話は飛躍しますが、美しいもの・おしゃれなものをちゃんと見極めて、真の美に触れる1年にしたいです。

2. 正義を疑う

正義というものは、人間が生き死にする日々の傍らでじっとしているもので、目に見えるものでも、旗を振って叫ぶものでもありません。正義なんできちんと通らない。正しいことの半分もひと目にはふれない。それが世の中というものであろうと私は思います。

僕はどちらかといえば性悪説の人間です。「どちらかといえば」とは性善説に立つことも状況によってはあるということ。

民主主義が生み出す全体主義は日本の初等教育に強く根付いています。同質化を求める流れから異分子を排除しようとするメカニズムが働くのは必然的で、このメカニズムに日本人特有の大局に流れる習性が混ざると、いざ「正義とは何か」がぼやけることが往々に多い。それが大衆の正義なのか、もしくは個々の正義なのか。

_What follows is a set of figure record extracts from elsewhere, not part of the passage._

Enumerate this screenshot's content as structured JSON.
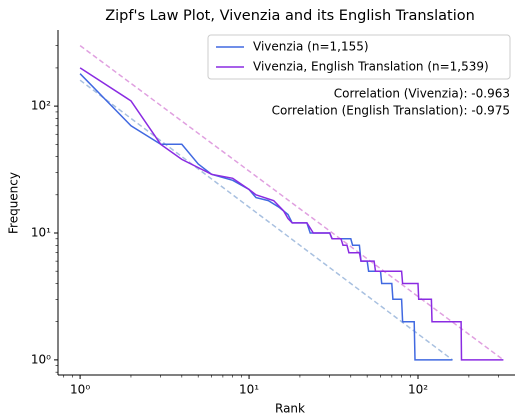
{
  "chart_data": {
    "type": "line",
    "title": "Zipf's Law Plot, Vivenzia and its English Translation",
    "x_label": "Rank",
    "y_label": "Frequency",
    "xscale": "log",
    "yscale": "log",
    "xlim": [
      0.74,
      375
    ],
    "ylim": [
      0.76,
      398
    ],
    "xticks": [
      {
        "value": 1,
        "label": "10⁰"
      },
      {
        "value": 10,
        "label": "10¹"
      },
      {
        "value": 100,
        "label": "10²"
      }
    ],
    "yticks": [
      {
        "value": 1,
        "label": "10⁰"
      },
      {
        "value": 10,
        "label": "10¹"
      },
      {
        "value": 100,
        "label": "10²"
      }
    ],
    "legend": "upper right",
    "annotations": [
      "Correlation (Vivenzia): -0.963",
      "Correlation (English Translation): -0.975"
    ],
    "series": [
      {
        "name": "Vivenzia (n=1,155)",
        "color": "#4169e1",
        "x": [
          1,
          2,
          3,
          4,
          5,
          6,
          8,
          10,
          11,
          13,
          15,
          17,
          18,
          22,
          23,
          30,
          31,
          40,
          41,
          45,
          46,
          50,
          51,
          60,
          61,
          70,
          71,
          80,
          81,
          95,
          96,
          160
        ],
        "values": [
          180,
          70,
          50,
          50,
          35,
          29,
          26,
          22,
          19,
          18,
          16,
          14,
          12,
          12,
          10,
          10,
          9,
          9,
          8,
          8,
          6,
          6,
          5,
          5,
          4,
          4,
          3,
          3,
          2,
          2,
          1,
          1
        ]
      },
      {
        "name": "Vivenzia, English Translation (n=1,539)",
        "color": "#8a2be2",
        "x": [
          1,
          2,
          3,
          4,
          6,
          8,
          10,
          11,
          14,
          16,
          17,
          18,
          22,
          24,
          30,
          31,
          35,
          36,
          38,
          39,
          45,
          46,
          55,
          56,
          80,
          81,
          100,
          101,
          120,
          121,
          180,
          181,
          320
        ],
        "values": [
          200,
          110,
          50,
          38,
          29,
          27,
          22,
          20,
          18,
          15,
          13,
          12,
          12,
          10,
          10,
          9,
          9,
          8,
          8,
          7,
          7,
          6,
          6,
          5,
          5,
          4,
          4,
          3,
          3,
          2,
          2,
          1,
          1
        ]
      }
    ],
    "fit_lines": [
      {
        "color": "#a8c0e0",
        "x": [
          1,
          160
        ],
        "values": [
          160,
          1
        ]
      },
      {
        "color": "#e0a0e0",
        "x": [
          1,
          320
        ],
        "values": [
          300,
          1
        ]
      }
    ]
  }
}
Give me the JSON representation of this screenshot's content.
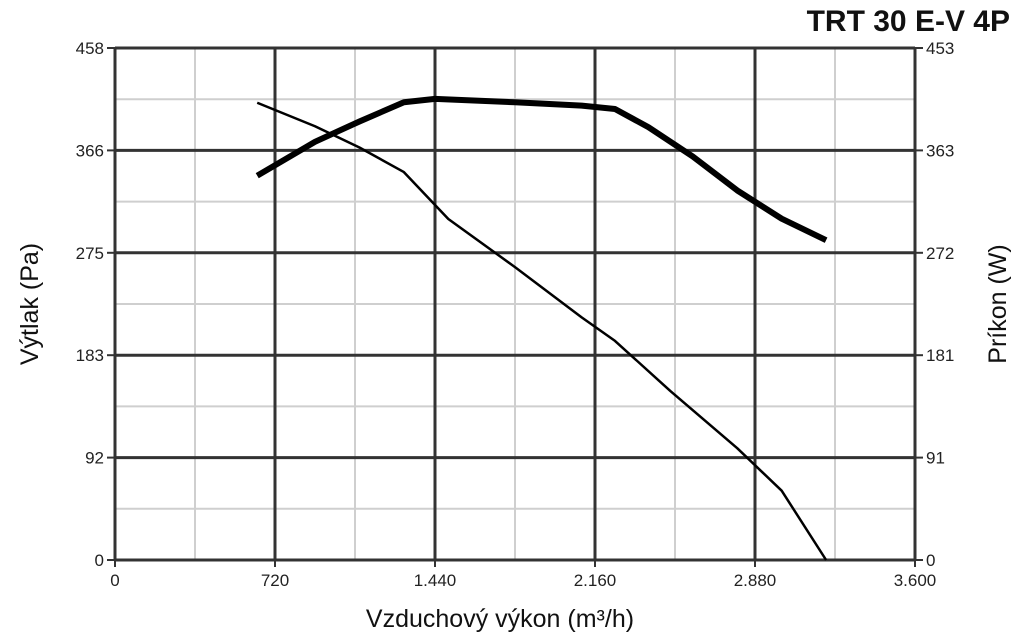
{
  "chart_data": {
    "type": "line",
    "title": "TRT 30 E-V 4P",
    "xlabel": "Vzduchový výkon (m³/h)",
    "ylabel_left": "Výtlak (Pa)",
    "ylabel_right": "Príkon (W)",
    "xlim": [
      0,
      3600
    ],
    "ylim_left": [
      0,
      458
    ],
    "ylim_right": [
      0,
      453
    ],
    "x_ticks": [
      "0",
      "720",
      "1.440",
      "2.160",
      "2.880",
      "3.600"
    ],
    "y_left_ticks": [
      "0",
      "92",
      "183",
      "275",
      "366",
      "458"
    ],
    "y_right_ticks": [
      "0",
      "91",
      "181",
      "272",
      "363",
      "453"
    ],
    "grid": true,
    "series": [
      {
        "axis": "left",
        "style": "thin",
        "points": [
          [
            640,
            409
          ],
          [
            900,
            388
          ],
          [
            1100,
            369
          ],
          [
            1300,
            347
          ],
          [
            1500,
            305
          ],
          [
            1800,
            262
          ],
          [
            2100,
            217
          ],
          [
            2250,
            196
          ],
          [
            2500,
            151
          ],
          [
            2800,
            100
          ],
          [
            3000,
            62
          ],
          [
            3200,
            0
          ]
        ]
      },
      {
        "axis": "right",
        "style": "thick",
        "points": [
          [
            640,
            340
          ],
          [
            900,
            370
          ],
          [
            1100,
            388
          ],
          [
            1300,
            405
          ],
          [
            1440,
            408
          ],
          [
            1800,
            405
          ],
          [
            2100,
            402
          ],
          [
            2250,
            399
          ],
          [
            2400,
            383
          ],
          [
            2600,
            357
          ],
          [
            2800,
            327
          ],
          [
            3000,
            302
          ],
          [
            3200,
            283
          ]
        ]
      }
    ]
  }
}
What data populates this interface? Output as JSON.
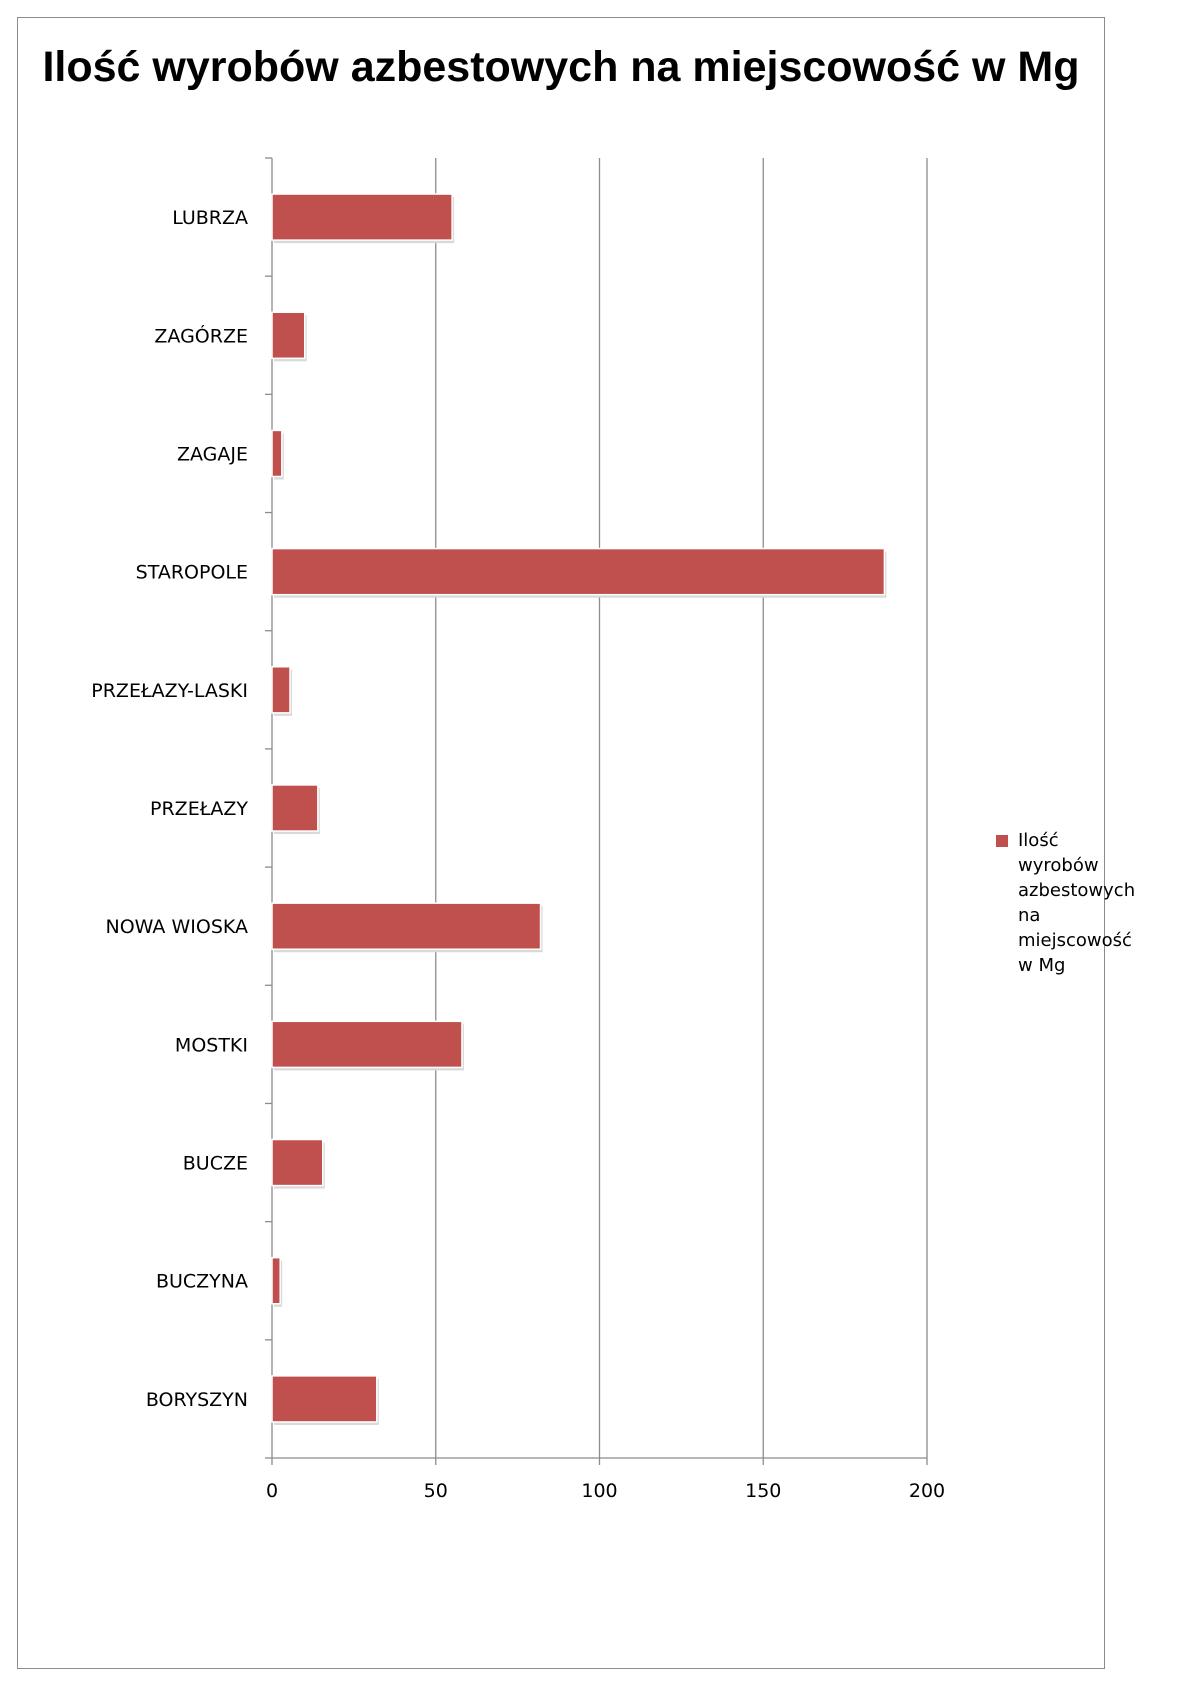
{
  "chart_data": {
    "type": "bar",
    "orientation": "horizontal",
    "title": "Ilość wyrobów azbestowych na miejscowość w Mg",
    "categories": [
      "LUBRZA",
      "ZAGÓRZE",
      "ZAGAJE",
      "STAROPOLE",
      "PRZEŁAZY-LASKI",
      "PRZEŁAZY",
      "NOWA WIOSKA",
      "MOSTKI",
      "BUCZE",
      "BUCZYNA",
      "BORYSZYN"
    ],
    "series": [
      {
        "name": "Ilość wyrobów azbestowych na miejscowość w Mg",
        "values": [
          55,
          10,
          3,
          187,
          5.5,
          14,
          82,
          58,
          15.5,
          2.5,
          32
        ],
        "color": "#c0504d"
      }
    ],
    "xlim": [
      0,
      200
    ],
    "xticks": [
      "0",
      "50",
      "100",
      "150",
      "200"
    ],
    "grid": "vertical",
    "legend_position": "right"
  }
}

「正義」を耳にするとマイケル・サンデルが出てくる。どんな話だったか正確には覚えてないけど、授業を見た時に、50兆円を超える世界一の軍事予算を持ち、世界で最も(?)戦争に関与している国の教授が正義について語るのは少し違和感を感じました。

結局本当の「正義」とは何なのか?これが正義ですと言えるのは一体なのか?平和主義が最高の正義なのか?僕はよくわかりません。というか、正義って本当にあるんでしょうか?

大体のことに懐疑的になる、兎にも角にも正しいとされていることに「本当にそうなのか?」と問いかける。物事が複雑になる世の中で、社会が植え付ける間違ったイデオロギーみたいなものに惑わされない、まず疑ってみる、そういったずっしりとした心持ちみたいなものが、今日には必要なんだと思います。けど、容易なことじゃなし全てに疑心暗鬼すぎると疲れちゃうから、勘・センスみたいなものに頼る、というのも大事なのかなと。

3. 大衆に流されない

「これは危ないぞ」「それは違うのではないか?」いち早くそれを感じとる直感というのは、マスコミの情報やイデオロギーに頼っているかぎりは得られない。やはり、頼るものなし、と覚悟を決めてこそ本当の個としての判断力が身についてくるはずだと思うのです。

日本人特有の大局に流れる習性、と書きましたが、日本人は外圧に弱く、大勢に流れやすい。英国の女性紀行家イザベラ・バード『日本紀行』には「どこに行ってもお人好しの日本人は、意味もなく笑いながら人の流れる方へ寄って集まってくる」と書いてあります。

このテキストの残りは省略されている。